週刊朝日「大いに成るほど〜近代化遺産編」

市立函館博物館郷土資料館 : 北海道函館市

 函館の西部地区が気に入っている。海岸には煉瓦の倉庫が並び、函館山の中腹の坂道にはハリストス正教会など、多くの洋館が立ち並ぶ。初夏の明るい日差しの中、洋館を巡って散策する。

 函館のもう一つの楽しみ方は、美術館・博物館・郷土資料館が充実していることだ。このような施設は西部地区の路面電車の走る道沿いに、戦前に建てられた銀行や商店などが使われてるので、近代化遺産の見学を兼ねた博物館巡りができる。

 そんな一つに、「市立函館博物館郷土資料館」がある。この建物は、明治13年に竣工した旧金森洋物店の建物。現在は殆ど街中では見ることのできない、西洋建築と伝統的な和風建築の両方の特徴が見られる「擬洋風」と呼ばれる建物だ。当時の大工さんが、精一杯頑張って西洋風建築を建てました、と思わせる外側の姿が面白く、また微笑ましい。近年、竣工した当時の建物の形に復元されており、中には金森洋物店の内部を再現した展示がなされている。

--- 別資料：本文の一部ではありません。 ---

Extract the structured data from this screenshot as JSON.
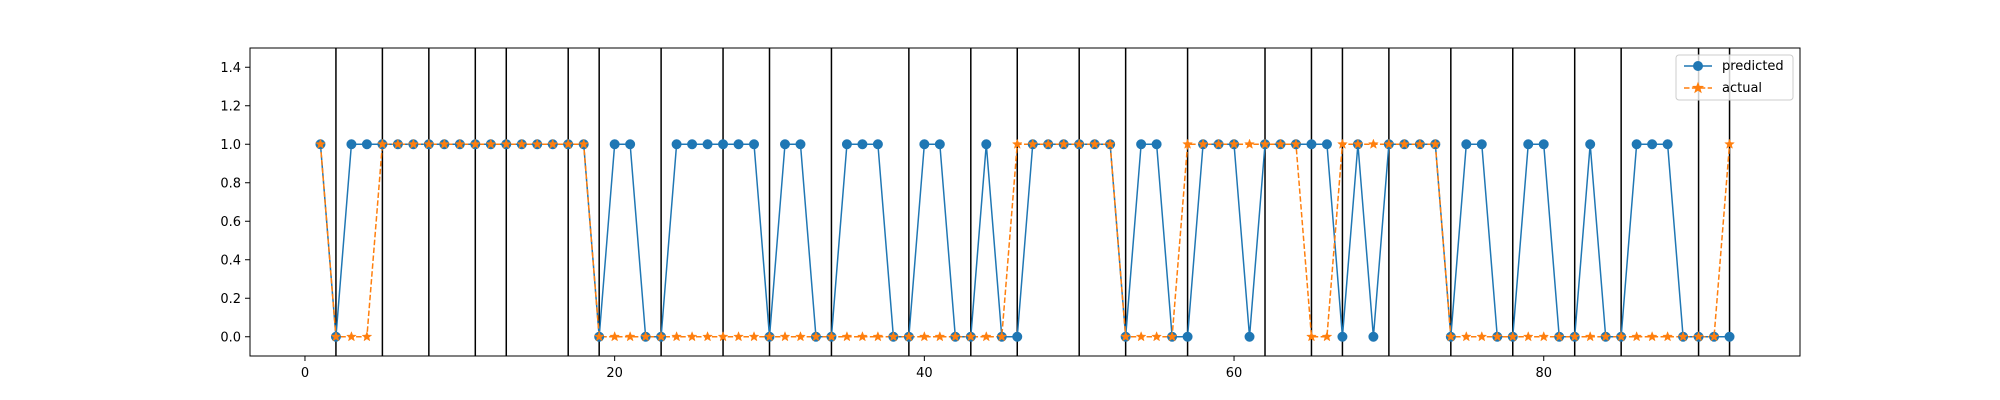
{
  "chart_data": {
    "type": "line",
    "x": [
      1,
      2,
      3,
      4,
      5,
      6,
      7,
      8,
      9,
      10,
      11,
      12,
      13,
      14,
      15,
      16,
      17,
      18,
      19,
      20,
      21,
      22,
      23,
      24,
      25,
      26,
      27,
      28,
      29,
      30,
      31,
      32,
      33,
      34,
      35,
      36,
      37,
      38,
      39,
      40,
      41,
      42,
      43,
      44,
      45,
      46,
      47,
      48,
      49,
      50,
      51,
      52,
      53,
      54,
      55,
      56,
      57,
      58,
      59,
      60,
      61,
      62,
      63,
      64,
      65,
      66,
      67,
      68,
      69,
      70,
      71,
      72,
      73,
      74,
      75,
      76,
      77,
      78,
      79,
      80,
      81,
      82,
      83,
      84,
      85,
      86,
      87,
      88,
      89,
      90,
      91,
      92
    ],
    "series": [
      {
        "name": "predicted",
        "color": "#1f77b4",
        "line_style": "solid",
        "marker": "circle",
        "values": [
          1,
          0,
          1,
          1,
          1,
          1,
          1,
          1,
          1,
          1,
          1,
          1,
          1,
          1,
          1,
          1,
          1,
          1,
          0,
          1,
          1,
          0,
          0,
          1,
          1,
          1,
          1,
          1,
          1,
          0,
          1,
          1,
          0,
          0,
          1,
          1,
          1,
          0,
          0,
          1,
          1,
          0,
          0,
          1,
          0,
          0,
          1,
          1,
          1,
          1,
          1,
          1,
          0,
          1,
          1,
          0,
          0,
          1,
          1,
          1,
          0,
          1,
          1,
          1,
          1,
          1,
          0,
          1,
          0,
          1,
          1,
          1,
          1,
          0,
          1,
          1,
          0,
          0,
          1,
          1,
          0,
          0,
          1,
          0,
          0,
          1,
          1,
          1,
          0,
          0,
          0,
          0
        ]
      },
      {
        "name": "actual",
        "color": "#ff7f0e",
        "line_style": "dashed",
        "marker": "star",
        "values": [
          1,
          0,
          0,
          0,
          1,
          1,
          1,
          1,
          1,
          1,
          1,
          1,
          1,
          1,
          1,
          1,
          1,
          1,
          0,
          0,
          0,
          0,
          0,
          0,
          0,
          0,
          0,
          0,
          0,
          0,
          0,
          0,
          0,
          0,
          0,
          0,
          0,
          0,
          0,
          0,
          0,
          0,
          0,
          0,
          0,
          1,
          1,
          1,
          1,
          1,
          1,
          1,
          0,
          0,
          0,
          0,
          1,
          1,
          1,
          1,
          1,
          1,
          1,
          1,
          0,
          0,
          1,
          1,
          1,
          1,
          1,
          1,
          1,
          0,
          0,
          0,
          0,
          0,
          0,
          0,
          0,
          0,
          0,
          0,
          0,
          0,
          0,
          0,
          0,
          0,
          0,
          1
        ]
      }
    ],
    "vlines": [
      2,
      5,
      8,
      11,
      13,
      17,
      19,
      23,
      27,
      30,
      34,
      39,
      43,
      46,
      50,
      53,
      57,
      62,
      65,
      67,
      70,
      74,
      78,
      82,
      85,
      90,
      92
    ],
    "x_ticks": [
      0,
      20,
      40,
      60,
      80
    ],
    "y_ticks": [
      0.0,
      0.2,
      0.4,
      0.6,
      0.8,
      1.0,
      1.2,
      1.4
    ],
    "x_tick_labels": [
      "0",
      "20",
      "40",
      "60",
      "80"
    ],
    "y_tick_labels": [
      "0.0",
      "0.2",
      "0.4",
      "0.6",
      "0.8",
      "1.0",
      "1.2",
      "1.4"
    ],
    "xlim": [
      -3.55,
      96.55
    ],
    "ylim": [
      -0.1,
      1.5
    ],
    "title": "",
    "xlabel": "",
    "ylabel": "",
    "grid": false,
    "legend_position": "top-right"
  }
}
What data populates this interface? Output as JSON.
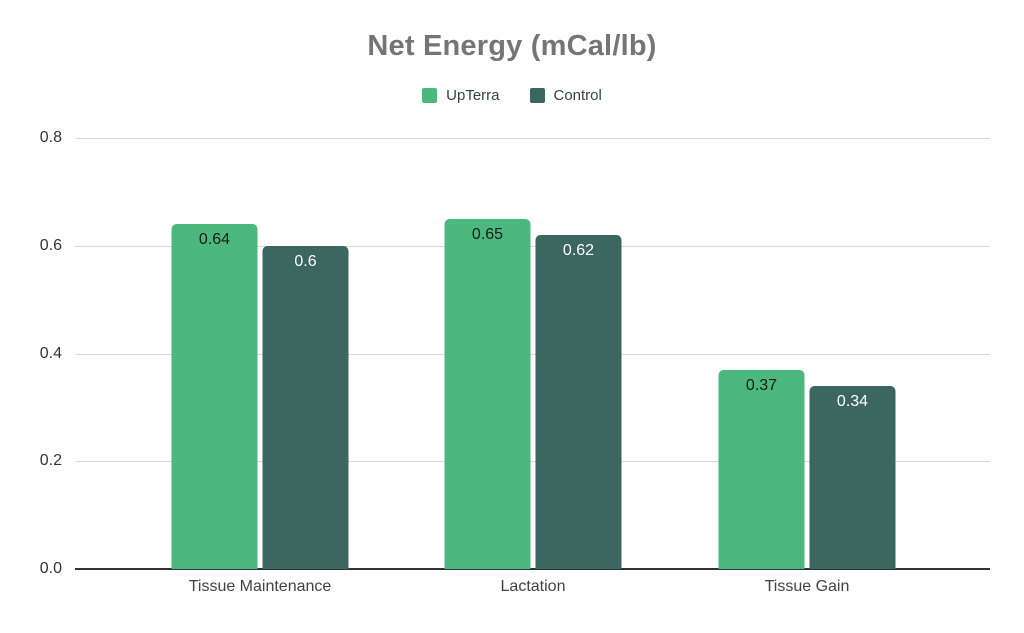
{
  "title": "Net Energy (mCal/lb)",
  "chart_data": {
    "type": "bar",
    "title": "Net Energy (mCal/lb)",
    "categories": [
      "Tissue Maintenance",
      "Lactation",
      "Tissue Gain"
    ],
    "series": [
      {
        "name": "UpTerra",
        "values": [
          0.64,
          0.65,
          0.37
        ],
        "display_labels": [
          "0.64",
          "0.65",
          "0.37"
        ],
        "color": "#4db87e",
        "label_color": "#1b1b1b"
      },
      {
        "name": "Control",
        "values": [
          0.6,
          0.62,
          0.34
        ],
        "display_labels": [
          "0.6",
          "0.62",
          "0.34"
        ],
        "color": "#3c6660",
        "label_color": "#ffffff"
      }
    ],
    "xlabel": "",
    "ylabel": "",
    "ylim": [
      0,
      0.8
    ],
    "yticks": [
      "0.0",
      "0.2",
      "0.4",
      "0.6",
      "0.8"
    ],
    "grid": true,
    "legend_position": "top",
    "data_labels_position": "inside-top"
  },
  "colors": {
    "series_upterra": "#4db87e",
    "series_control": "#3c6660",
    "title_text": "#757575",
    "legend_text": "#3c4043",
    "axis_text": "#333333",
    "gridline": "#d9d9d9",
    "baseline": "#333333",
    "background": "#ffffff"
  }
}
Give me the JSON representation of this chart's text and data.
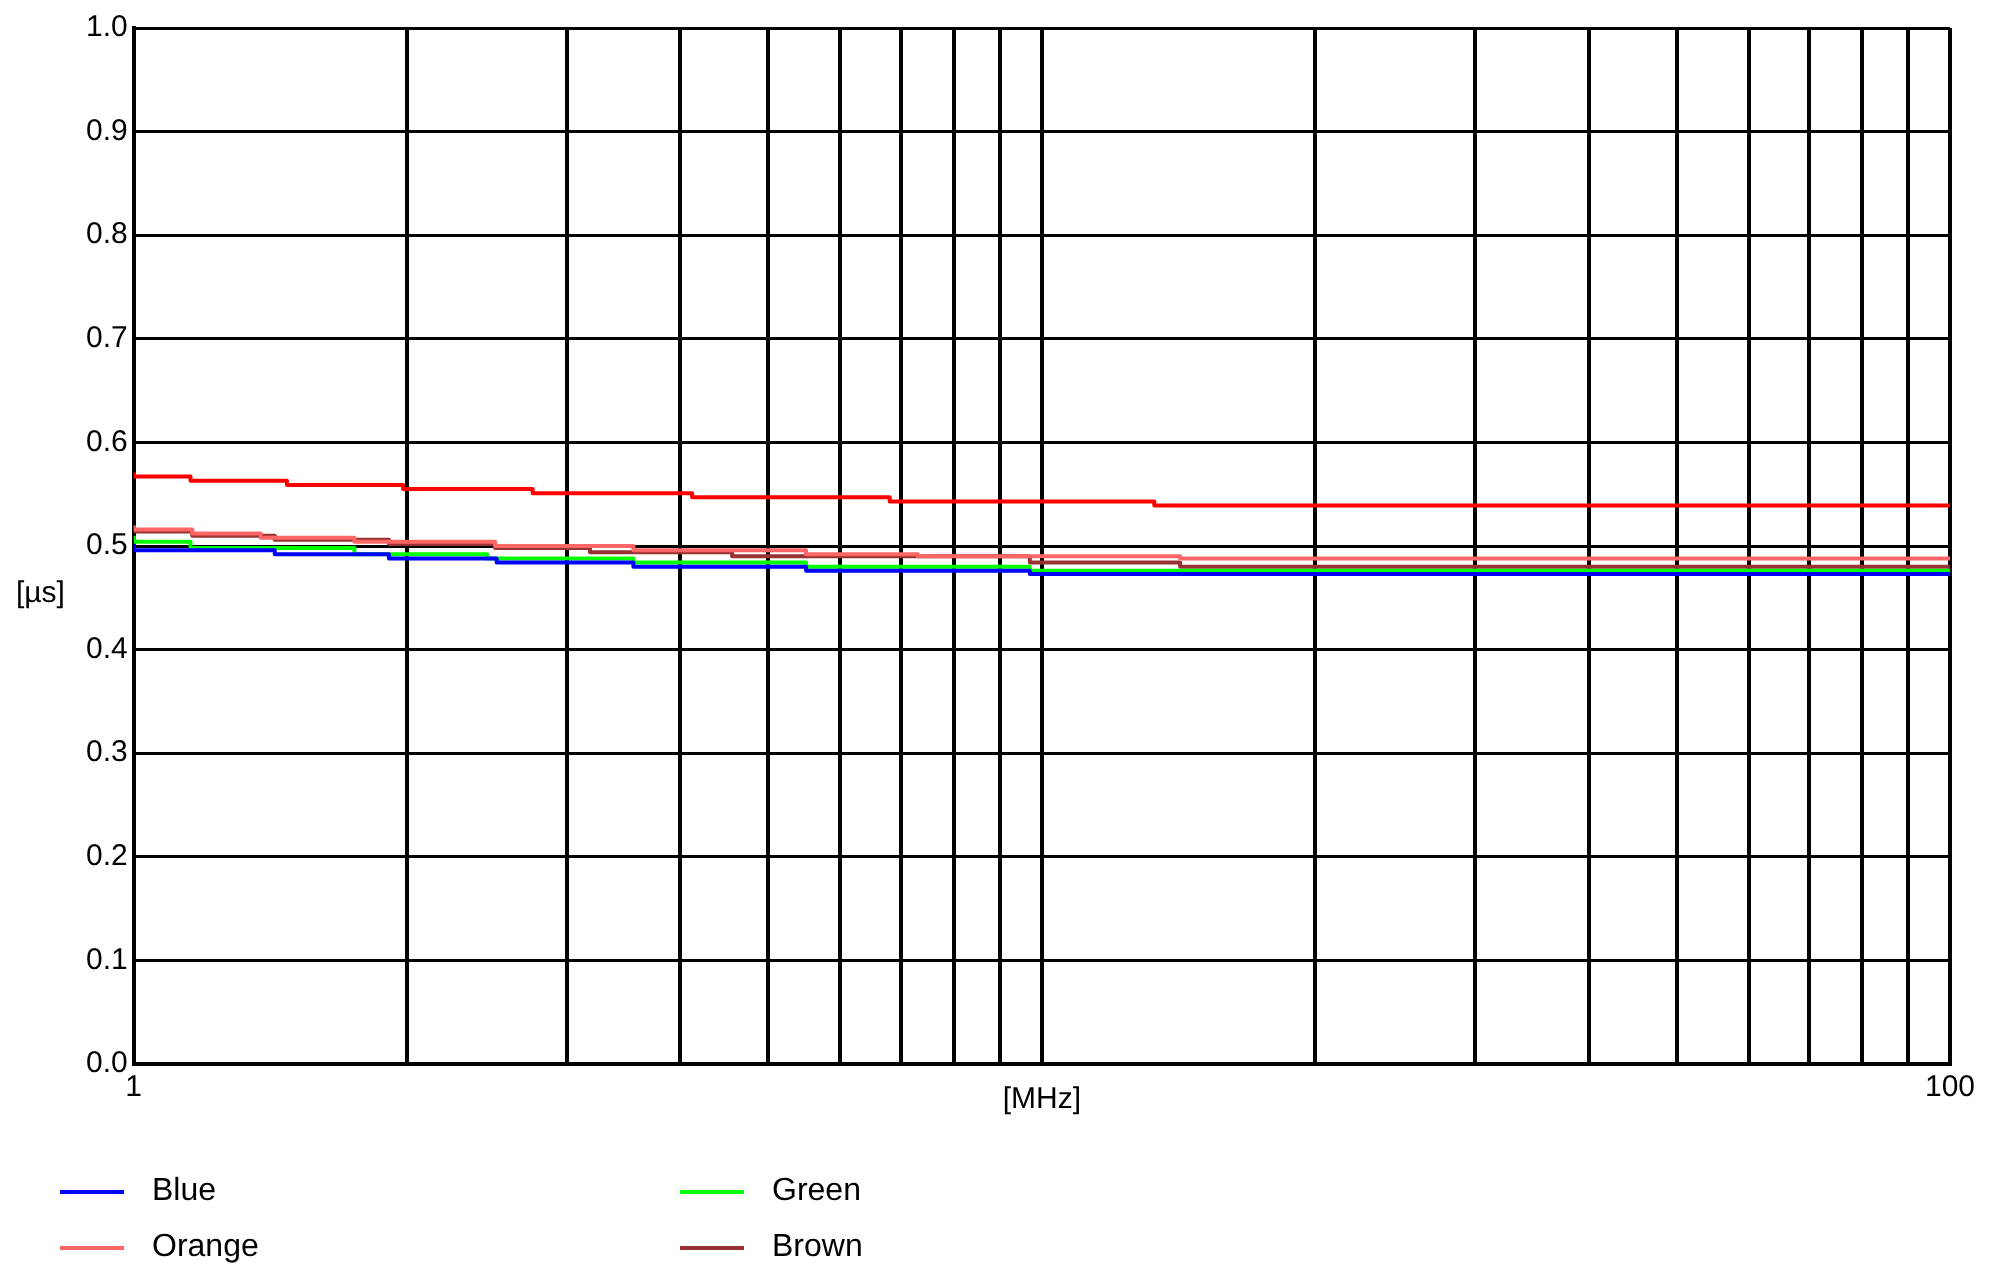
{
  "chart_data": {
    "type": "step",
    "xlabel": "[MHz]",
    "ylabel": "[µs]",
    "log": "x",
    "grid": true,
    "legend": "bottom left",
    "xlim": [
      1,
      100
    ],
    "ylim": [
      0,
      1
    ],
    "xticks": [
      1,
      {
        "value": 2,
        "label": null
      },
      {
        "value": 3,
        "label": null
      },
      {
        "value": 4,
        "label": null
      },
      {
        "value": 5,
        "label": null
      },
      {
        "value": 6,
        "label": null
      },
      {
        "value": 7,
        "label": null
      },
      {
        "value": 8,
        "label": null
      },
      {
        "value": 9,
        "label": null
      },
      {
        "value": 10,
        "label": null
      },
      {
        "value": 20,
        "label": null
      },
      {
        "value": 30,
        "label": null
      },
      {
        "value": 40,
        "label": null
      },
      {
        "value": 50,
        "label": null
      },
      {
        "value": 60,
        "label": null
      },
      {
        "value": 70,
        "label": null
      },
      {
        "value": 80,
        "label": null
      },
      {
        "value": 90,
        "label": null
      },
      100
    ],
    "yticks": [
      {
        "value": 0,
        "label": "0.0"
      },
      0.1,
      0.2,
      0.3,
      0.4,
      0.5,
      0.6,
      0.7,
      0.8,
      0.9,
      {
        "value": 1,
        "label": "1.0"
      }
    ],
    "series": [
      {
        "name": "Blue",
        "color": "#0000ff",
        "x": [
          1,
          1.43,
          1.91,
          2.51,
          3.55,
          5.5,
          9.7,
          22.9,
          100
        ],
        "values": [
          0.502,
          0.496,
          0.492,
          0.488,
          0.484,
          0.48,
          0.476,
          0.473,
          0.473
        ]
      },
      {
        "name": "Orange",
        "color": "#ff6666",
        "x": [
          1,
          1.16,
          1.38,
          1.75,
          2.5,
          3.55,
          5.5,
          7.3,
          14.2,
          36,
          100
        ],
        "values": [
          0.52,
          0.516,
          0.512,
          0.508,
          0.504,
          0.5,
          0.496,
          0.492,
          0.49,
          0.488,
          0.488
        ]
      },
      {
        "name": "Green",
        "color": "#00ff00",
        "x": [
          1,
          1.155,
          1.75,
          2.45,
          3.55,
          5.5,
          9.7,
          22.9,
          100
        ],
        "values": [
          0.51,
          0.504,
          0.498,
          0.492,
          0.488,
          0.484,
          0.48,
          0.476,
          0.476
        ]
      },
      {
        "name": "Brown",
        "color": "#993333",
        "x": [
          1,
          1.16,
          1.43,
          1.91,
          2.5,
          3.18,
          4.56,
          9.7,
          14.2,
          36,
          100
        ],
        "values": [
          0.518,
          0.514,
          0.51,
          0.506,
          0.502,
          0.498,
          0.494,
          0.49,
          0.484,
          0.48,
          0.48
        ]
      },
      {
        "color": "#ff0000",
        "x": [
          1,
          1.155,
          1.475,
          1.98,
          2.75,
          4.12,
          6.8,
          13.3,
          36.3,
          100
        ],
        "values": [
          0.571,
          0.567,
          0.563,
          0.559,
          0.555,
          0.551,
          0.547,
          0.543,
          0.539,
          0.539
        ]
      }
    ]
  }
}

 この建物は、外壁に漆喰が塗られているので見えないが煉瓦を積んで建てた建物。窓や入り口を見ても、昔の蔵のように分厚く漆喰を塗り込めた戸を使っている。こんな風に火事に強い建て方をしたのは、明治11・12年に函館に大火事があり、函館の市街地が焼けた経験から。明治40年の大火でもこの建物は焼けず、今も明治初めの函館の面影を伝えている。